You are currently viewing Finał sezonu w Planicy bez Roberta Johanssona. „To nie czas, aby się przeforsowywać”
Robert Johansson (fot. Julia Piątkowska)

Finał sezonu w Planicy bez Roberta Johanssona. „To nie czas, aby się przeforsowywać”

Niestety oczekiwanie na lepsze wieści dotyczące stanu zdrowia Roberta Johanssona spełzły na niczym. Okazuje się, że ból pleców, który wykluczył norweskiego skoczka ze startów już podczas Mistrzostw Świata w lotach w Vikersund, pozbawi go także szansy na udział w zbliżającym się finale Pucharu Świata w Planicy. „To nie czas, aby się przeforsowywać. Najpierw musimy zlokalizować problem” – napisał na swoim Instagramie 31-latek.

 

Problemy z plecami Roberta Johanssona sięgają jeszcze wiosny minionego roku, kiedy to Norweg przeszedł zabieg dysku międzykręgowego. Popularny „wąsacz” zdołał się jednak wykurować i bez problemów przystąpić do zimowego sezonu 2021/2022. Niestety kłopoty powróciły w najgorszym możliwym momencie, czyli podczas czempionatu w lotach we własnej ojczyźnie. Podopieczny trenera Alexandra Stöckla na półmetku zmagań w Vikersund był szósty i wydawało się, że może śmiało myśleć o walce o medal. Niestety w finałowej rozgrywce, ze względu na uciążliwy ból pleców się nie pojawił.

O dolegliwości Norwega informowaliśmy także przed zawodami Pucharu Świata w lotach w Oberstdorfie. Na skoczni im.

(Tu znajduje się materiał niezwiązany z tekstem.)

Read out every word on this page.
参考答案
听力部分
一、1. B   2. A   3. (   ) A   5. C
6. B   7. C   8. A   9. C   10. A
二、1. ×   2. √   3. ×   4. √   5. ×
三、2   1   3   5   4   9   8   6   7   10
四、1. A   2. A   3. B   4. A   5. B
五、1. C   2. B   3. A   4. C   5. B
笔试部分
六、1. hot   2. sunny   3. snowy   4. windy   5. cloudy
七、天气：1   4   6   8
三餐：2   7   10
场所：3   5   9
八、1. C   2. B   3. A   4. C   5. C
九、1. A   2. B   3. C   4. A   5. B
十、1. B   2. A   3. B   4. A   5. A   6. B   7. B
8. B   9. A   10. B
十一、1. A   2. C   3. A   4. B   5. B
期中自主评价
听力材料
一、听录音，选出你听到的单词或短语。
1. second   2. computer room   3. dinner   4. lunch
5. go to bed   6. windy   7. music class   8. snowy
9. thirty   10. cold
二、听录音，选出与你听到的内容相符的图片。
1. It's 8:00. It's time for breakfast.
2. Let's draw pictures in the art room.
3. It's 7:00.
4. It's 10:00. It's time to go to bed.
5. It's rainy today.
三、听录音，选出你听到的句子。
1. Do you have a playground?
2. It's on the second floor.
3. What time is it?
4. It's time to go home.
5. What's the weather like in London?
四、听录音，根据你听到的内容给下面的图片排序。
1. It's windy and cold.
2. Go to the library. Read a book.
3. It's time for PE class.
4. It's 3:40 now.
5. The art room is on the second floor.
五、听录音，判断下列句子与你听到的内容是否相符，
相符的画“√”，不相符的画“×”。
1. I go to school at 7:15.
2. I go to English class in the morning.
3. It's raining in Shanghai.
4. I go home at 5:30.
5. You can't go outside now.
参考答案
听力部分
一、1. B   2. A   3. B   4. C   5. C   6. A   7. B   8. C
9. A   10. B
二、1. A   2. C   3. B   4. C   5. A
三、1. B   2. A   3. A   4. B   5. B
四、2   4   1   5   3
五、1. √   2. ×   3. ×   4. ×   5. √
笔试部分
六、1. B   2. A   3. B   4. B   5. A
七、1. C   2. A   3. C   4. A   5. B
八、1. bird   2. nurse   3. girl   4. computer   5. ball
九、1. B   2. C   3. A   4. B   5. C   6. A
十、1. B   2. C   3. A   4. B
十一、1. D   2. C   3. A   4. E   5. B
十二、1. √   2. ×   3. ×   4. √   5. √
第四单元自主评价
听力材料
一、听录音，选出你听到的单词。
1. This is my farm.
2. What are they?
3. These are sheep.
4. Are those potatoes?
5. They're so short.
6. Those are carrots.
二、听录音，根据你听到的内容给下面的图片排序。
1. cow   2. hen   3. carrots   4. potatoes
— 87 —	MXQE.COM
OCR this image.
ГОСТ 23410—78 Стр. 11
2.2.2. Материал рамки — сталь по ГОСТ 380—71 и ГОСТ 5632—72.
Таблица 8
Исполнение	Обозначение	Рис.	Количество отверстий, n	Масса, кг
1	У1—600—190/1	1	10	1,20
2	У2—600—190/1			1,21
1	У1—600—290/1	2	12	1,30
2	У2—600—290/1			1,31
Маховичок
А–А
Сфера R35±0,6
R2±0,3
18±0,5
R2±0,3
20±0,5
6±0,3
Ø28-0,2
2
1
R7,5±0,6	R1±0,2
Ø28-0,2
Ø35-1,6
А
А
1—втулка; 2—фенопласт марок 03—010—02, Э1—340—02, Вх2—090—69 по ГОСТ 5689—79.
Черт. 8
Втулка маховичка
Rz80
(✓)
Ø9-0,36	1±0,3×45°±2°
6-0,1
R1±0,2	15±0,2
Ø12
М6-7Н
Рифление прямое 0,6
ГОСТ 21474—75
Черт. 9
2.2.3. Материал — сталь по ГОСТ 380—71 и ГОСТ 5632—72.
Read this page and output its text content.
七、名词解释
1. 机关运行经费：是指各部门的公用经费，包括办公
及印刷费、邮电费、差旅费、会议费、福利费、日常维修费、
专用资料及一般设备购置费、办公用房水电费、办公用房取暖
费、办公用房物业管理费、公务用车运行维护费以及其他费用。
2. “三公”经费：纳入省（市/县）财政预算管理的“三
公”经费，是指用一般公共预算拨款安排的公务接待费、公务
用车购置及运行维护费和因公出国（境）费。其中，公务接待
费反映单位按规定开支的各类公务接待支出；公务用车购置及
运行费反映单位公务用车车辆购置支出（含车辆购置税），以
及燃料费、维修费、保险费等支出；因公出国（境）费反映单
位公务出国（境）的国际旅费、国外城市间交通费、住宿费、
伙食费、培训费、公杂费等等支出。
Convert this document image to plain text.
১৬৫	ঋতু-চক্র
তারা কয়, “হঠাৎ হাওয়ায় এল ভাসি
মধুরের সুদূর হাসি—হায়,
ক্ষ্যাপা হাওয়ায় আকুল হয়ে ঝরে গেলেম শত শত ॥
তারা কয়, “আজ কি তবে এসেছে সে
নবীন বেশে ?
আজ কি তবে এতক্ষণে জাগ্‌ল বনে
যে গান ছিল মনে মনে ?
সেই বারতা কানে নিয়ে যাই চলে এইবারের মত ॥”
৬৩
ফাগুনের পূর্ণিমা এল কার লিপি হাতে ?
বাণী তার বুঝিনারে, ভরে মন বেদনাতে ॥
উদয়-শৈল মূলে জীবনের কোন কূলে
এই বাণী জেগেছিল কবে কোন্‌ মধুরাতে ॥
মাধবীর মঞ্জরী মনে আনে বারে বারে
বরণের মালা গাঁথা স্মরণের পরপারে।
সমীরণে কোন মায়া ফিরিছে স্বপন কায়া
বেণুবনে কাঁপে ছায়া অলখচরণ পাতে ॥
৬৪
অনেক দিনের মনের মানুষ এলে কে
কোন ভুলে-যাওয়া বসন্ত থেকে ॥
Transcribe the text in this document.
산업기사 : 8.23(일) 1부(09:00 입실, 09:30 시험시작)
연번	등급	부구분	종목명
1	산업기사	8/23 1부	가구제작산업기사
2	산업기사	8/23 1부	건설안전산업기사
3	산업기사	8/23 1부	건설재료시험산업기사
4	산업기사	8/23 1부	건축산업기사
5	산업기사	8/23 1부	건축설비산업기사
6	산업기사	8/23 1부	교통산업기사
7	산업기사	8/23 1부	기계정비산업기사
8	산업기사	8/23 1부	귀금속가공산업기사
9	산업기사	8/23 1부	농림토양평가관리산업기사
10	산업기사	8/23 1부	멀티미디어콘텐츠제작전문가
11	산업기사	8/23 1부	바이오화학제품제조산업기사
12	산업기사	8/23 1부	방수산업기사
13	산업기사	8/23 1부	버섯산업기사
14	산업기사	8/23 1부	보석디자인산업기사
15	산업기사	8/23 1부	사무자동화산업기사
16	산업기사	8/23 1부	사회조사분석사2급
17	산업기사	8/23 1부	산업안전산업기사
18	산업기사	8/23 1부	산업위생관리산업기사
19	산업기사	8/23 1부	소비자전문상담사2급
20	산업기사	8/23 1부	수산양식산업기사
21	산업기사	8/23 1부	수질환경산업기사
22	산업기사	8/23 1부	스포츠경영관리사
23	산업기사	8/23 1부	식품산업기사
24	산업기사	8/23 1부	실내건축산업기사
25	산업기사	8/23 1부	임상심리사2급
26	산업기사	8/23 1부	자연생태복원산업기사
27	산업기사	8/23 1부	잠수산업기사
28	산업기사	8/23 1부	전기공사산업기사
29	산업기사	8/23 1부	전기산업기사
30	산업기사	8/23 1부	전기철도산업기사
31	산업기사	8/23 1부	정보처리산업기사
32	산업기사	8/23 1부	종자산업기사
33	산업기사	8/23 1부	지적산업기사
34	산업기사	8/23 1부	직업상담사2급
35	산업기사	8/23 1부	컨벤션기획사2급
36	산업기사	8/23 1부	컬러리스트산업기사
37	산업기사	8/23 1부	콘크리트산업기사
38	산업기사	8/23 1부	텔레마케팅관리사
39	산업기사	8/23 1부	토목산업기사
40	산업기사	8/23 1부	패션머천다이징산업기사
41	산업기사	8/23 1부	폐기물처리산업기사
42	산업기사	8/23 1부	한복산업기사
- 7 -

Heiniego Klopfera 31-latek się nie pojawił. Wówczas szkoleniowiec ekipy z Kraju Fiordów przyznał, że priorytetem dla jego podopiecznego będą badania metodą rezonansu magnetycznego. W związku z tym start w Niemczech okazał się niemożliwy, choć jeszcze wtedy droga do finałowych lotów w Planicy była jeszcze otwarta.

Niestety, jak potwierdził nam Stöckl, Johanssona zabraknie niestety także podczas zmagań na słoweńskiej Letalnicy. Austriak poinformował, że jego zawodnik wciąż ma poważne problemy z plecami. Jeszcze dziś skoczek ma przejść długo oczekiwany rezonans magnetyczny, który ma zweryfikować przyczynę dolegliwości bólowej. O swojej absencji w Planicy na Instagramie napisał już także sam zainteresowany. „Z przykrością stwierdzam, że mój sezon dobiegł końca z powodu silnego bólu pleców. To nie czas, aby się przeforsowywać. Najpierw musimy zlokalizować problem, a później przyjdzie czas, aby spojrzeć nieco dalej w przyszłość. Czekam na wyzwania” – czytamy.

 
 
 
 
 
Wyświetl ten post na Instagramie
 
 
 
 
 
 
 
 
 
 
 

Post udostępniony przez Robert Johansson (@rbrt_johansson)

Przypomnijmy, że finał Pucharu Świata w sezonie 2021/2022 odbędzie się w dniach 24-27 marca. Aktualnie Robert Johansson zajmuje w klasyfikacji generalnej cyklu dwunaste miejsce, jednak nie jest wykluczone, że spadnie jeszcze o kilka pozycji.